Durante o voto, a ministra Cármén Lúcia, que acompanhou o relator, destacou que "a democracia não é um regime político ou a forma de convivência na qual quem ganha aceita o resultado, democracia é quando quem perde aceita o resultado e sabe que haverá de continuar lutando e que haverá espaço, ainda que ele seja minoria no momento pra que ele convença e se torne maioria no momento subsequente da história".

A magistrada ainda rebateu a defesa daqueles que afirmaram não ser possível condená-los por organização criminosa.

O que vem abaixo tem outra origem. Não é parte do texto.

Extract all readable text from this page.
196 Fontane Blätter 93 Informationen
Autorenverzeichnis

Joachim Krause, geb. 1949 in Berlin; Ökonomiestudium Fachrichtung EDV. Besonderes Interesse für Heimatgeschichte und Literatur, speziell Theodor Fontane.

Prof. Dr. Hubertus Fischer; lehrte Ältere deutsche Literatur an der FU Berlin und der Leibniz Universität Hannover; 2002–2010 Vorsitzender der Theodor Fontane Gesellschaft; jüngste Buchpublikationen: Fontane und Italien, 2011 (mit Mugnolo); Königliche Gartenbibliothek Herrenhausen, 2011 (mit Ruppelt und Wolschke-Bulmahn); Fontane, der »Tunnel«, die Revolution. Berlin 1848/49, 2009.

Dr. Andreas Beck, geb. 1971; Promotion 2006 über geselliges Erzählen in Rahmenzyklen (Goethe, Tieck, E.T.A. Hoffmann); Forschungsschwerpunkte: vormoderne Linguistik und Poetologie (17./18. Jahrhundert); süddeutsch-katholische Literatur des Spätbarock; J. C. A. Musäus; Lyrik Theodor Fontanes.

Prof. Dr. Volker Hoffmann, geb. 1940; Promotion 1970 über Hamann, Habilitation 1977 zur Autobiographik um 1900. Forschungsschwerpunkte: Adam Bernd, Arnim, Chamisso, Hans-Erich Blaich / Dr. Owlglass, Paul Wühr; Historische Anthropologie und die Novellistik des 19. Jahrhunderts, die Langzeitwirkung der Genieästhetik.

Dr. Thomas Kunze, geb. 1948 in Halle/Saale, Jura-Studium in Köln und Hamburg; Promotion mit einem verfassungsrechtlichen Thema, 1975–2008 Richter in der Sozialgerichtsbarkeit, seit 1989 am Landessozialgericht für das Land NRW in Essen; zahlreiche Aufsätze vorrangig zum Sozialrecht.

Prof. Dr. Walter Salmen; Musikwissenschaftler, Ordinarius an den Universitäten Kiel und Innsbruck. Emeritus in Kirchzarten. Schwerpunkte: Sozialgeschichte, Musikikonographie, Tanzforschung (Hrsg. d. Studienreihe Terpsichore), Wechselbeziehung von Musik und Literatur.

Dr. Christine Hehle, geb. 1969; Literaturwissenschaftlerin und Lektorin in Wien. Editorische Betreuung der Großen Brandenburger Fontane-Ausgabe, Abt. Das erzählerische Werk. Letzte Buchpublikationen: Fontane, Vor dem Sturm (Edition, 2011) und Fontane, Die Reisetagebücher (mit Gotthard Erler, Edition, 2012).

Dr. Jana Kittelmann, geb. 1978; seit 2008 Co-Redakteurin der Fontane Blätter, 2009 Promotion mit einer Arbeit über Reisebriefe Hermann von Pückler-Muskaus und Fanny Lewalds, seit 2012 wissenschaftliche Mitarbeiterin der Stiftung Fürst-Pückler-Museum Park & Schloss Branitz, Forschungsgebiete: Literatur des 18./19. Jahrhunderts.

"Havia um conjunto de pessoas que atuavam em várias frentes e estes núcleos se conformavam em um trágico e tenebroso ballet no qual as condutas levariam ao resultado que era buscado. Exatamente por isso que foi denunciado a organização e não o fulano de tal sozinho provocando a festa da Selma", disse Cármen Lúcia.

"O que esse núcleo fez foi contaminar aquilo que deveria ser informação de rigidez institucional, não foi uma pessoa sozinha", finalizou.

Cristiano Zanin

O presidente da Primeira Turma também acompanhou o voto de Alexandre de Moraes. Ele destacou que a exposição do relator foi clara e que tudo apresentado indicou a materialidade dos crimes que foram descritos pela denúncia da PGR.

"Tudo isso que foi devidamente descrito na denúncia e que será objeto de uma detalhada instrução que me levam também a receber a denúncia", afirmou Zanin.

A partir de agora, os denunciados responderão a um processo judicial em mais sessões da Primeira Turma do Supremo.

Ao fim do processo, os réus serão absolvidos ou condenados, e caberá aos ministros definirem qual será a pena e por qual crime cada um será punido.